3L, Santa Clara University School of Law
Social media platforms became online marketplaces where targeted ads and influencer endorsements shape consumer choices, raising data privacy concerns. Laws like the California Consumer Privacy Act (CCPA) regulate data use, impacting marketing tactics, while the FTC’s Endorsement Guides (Guides) ensure transparency in influencer marketing. These regulations influence how businesses approach advertising. Two Sephora cases illustrate how businesses adapt to ensure transparency, protect consumer data, and maintain trust.
CCPA Impacts Data Use in Online Marketing
Social media platforms must comply with the CCPA by adjusting data collection, providing opt-out options, disclosing data practices, and safeguarding personal information for targeted ads. Large influencers using email lists or websites for data collection must also comply. Smaller influencers may not meet CCPA thresholds but should stay informed as they grow.
Key CCPA Rules for Marketing Compliance:
- Transparency: Businesses must disclose data collection and sharing practices.
- Consumer Rights: Consumers have the right to know how their data is used, particularly for targeted ads.
- Opt-Out Options: Consumers can refuse the sale or sharing of their data. This affects targeted ads, which rely on tracking technologies.
- Security Measures: Businesses must implement reasonable protections against unauthorized access.
Build Consumer Trust Through the Guides
The Guides promote transparency in influencer marketing by requiring the disclosure of material connections between influencers and brands, fostering consumer trust and preventing deceptive marketing.
Key Rules for Social Media Endorsements:
- Clear Disclosure: Endorsements must be labeled (e.g., #ad, “paid partnership”) where consumers can see them.
- Honest Reflections: Endorsements must reflect genuine opinions or experiences.
- Bona Fide Usage: If an influencer claims to use a product, they must have actually used it.
- Platform-Specific Considerations: Video-based platforms may require both audible and visual disclosures.

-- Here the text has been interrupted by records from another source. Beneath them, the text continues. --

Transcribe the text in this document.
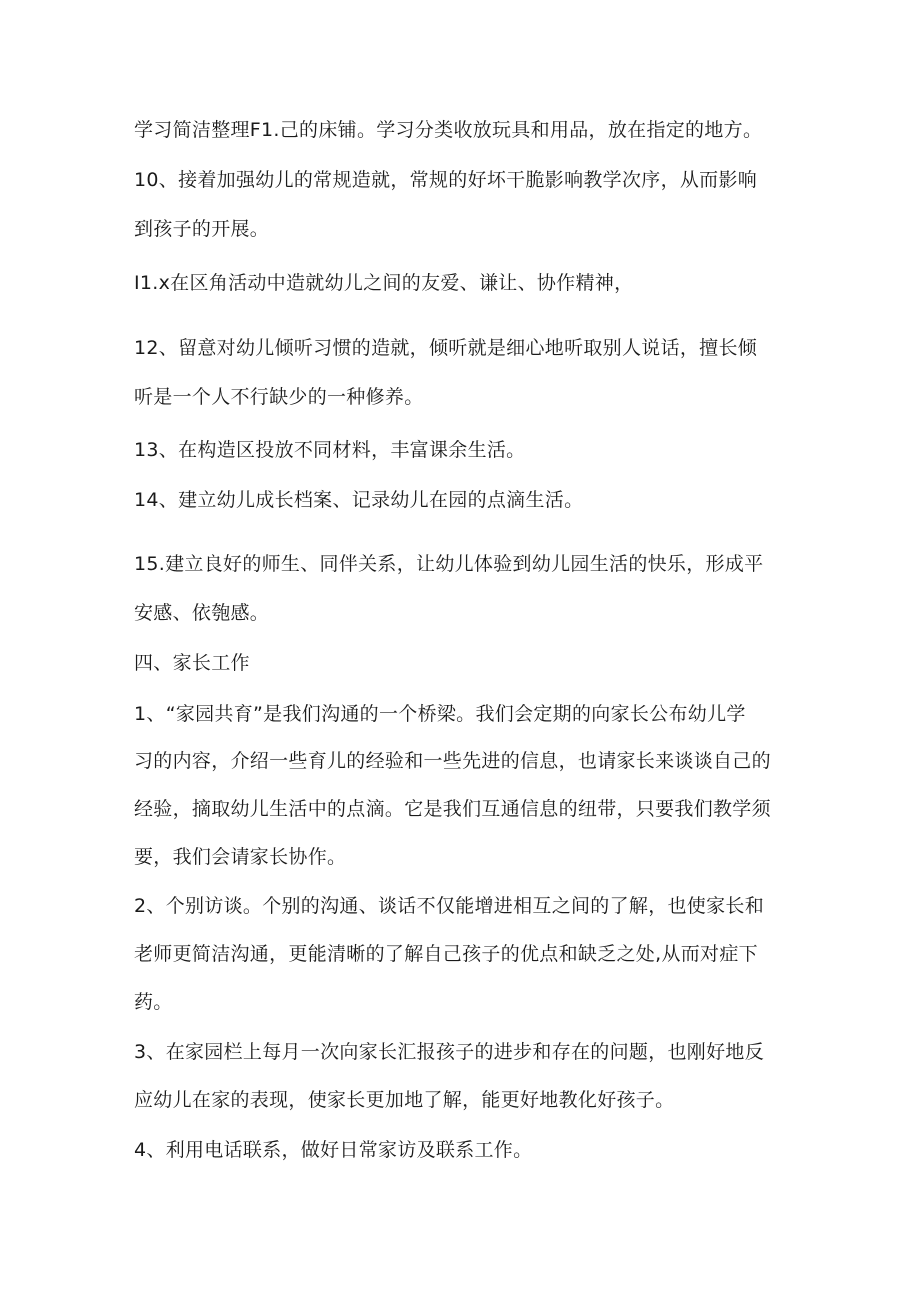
学习简洁整理F1.己的床铺。学习分类收放玩具和用品，放在指定的地方。
10、接着加强幼儿的常规造就，常规的好坏干脆影响教学次序，从而影响
到孩子的开展。
I1.x在区角活动中造就幼儿之间的友爱、谦让、协作精神，
12、留意对幼儿倾听习惯的造就，倾听就是细心地听取别人说话，擅长倾
听是一个人不行缺少的一种修养。
13、在构造区投放不同材料，丰富课余生活。
14、建立幼儿成长档案、记录幼儿在园的点滴生活。
15.建立良好的师生、同伴关系，让幼儿体验到幼儿园生活的快乐，形成平
安感、依匏感。
四、家长工作
1、“家园共育”是我们沟通的一个桥梁。我们会定期的向家长公布幼儿学
习的内容，介绍一些育儿的经验和一些先进的信息，也请家长来谈谈自己的
经验，摘取幼儿生活中的点滴。它是我们互通信息的纽带，只要我们教学须
要，我们会请家长协作。
2、个别访谈。个别的沟通、谈话不仅能增进相互之间的了解，也使家长和
老师更简洁沟通，更能清晰的了解自己孩子的优点和缺乏之处,从而对症下
药。
3、在家园栏上每月一次向家长汇报孩子的进步和存在的问题，也刚好地反
应幼儿在家的表现，使家长更加地了解，能更好地教化好孩子。
4、利用电话联系，做好日常家访及联系工作。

- Compliance: Failure to follow the Guides may result in FTC enforcement.
Lessons from Sephora
In 2022, Sephora settled a $1.2 million case for failing to disclose data sales and honor opt-out requests under CCPA. The company updated its privacy policies and compliance measures in response. In 2024, Sephora won a lawsuit regarding its “Clean at Sephora” label, with the court ruling that consumers would not interpret the label as indicating the products are entirely free of synthetic ingredients, thus preventing claims of deceptive marketing. Both cases highlight the importance of transparent practices.
Adapting to Transparency Demands
Businesses are evolving to meet privacy and marketing standards online:
- Explicit Labeling: Platforms like Instagram require influencers to use paid partnership labels for transparency.
- California Delete Act: Businesses must ensure compliance with expanding privacy state laws, like California’s new data broker rules, which require stricter consent for data sharing and preparation for the 2026 Delete Act.
- Data Transparency: Industry leader Apple integrated privacy features its products, allowing users greater control over their data, in line with the privacy by design principle.
Conclusion
As privacy laws and marketing standards evolve, businesses that prioritize transparency will foster strong consumer relationships and ensure compliance. Clear disclosure, honest endorsements, and responsible data practices are the foundation of such success in the online marketplace.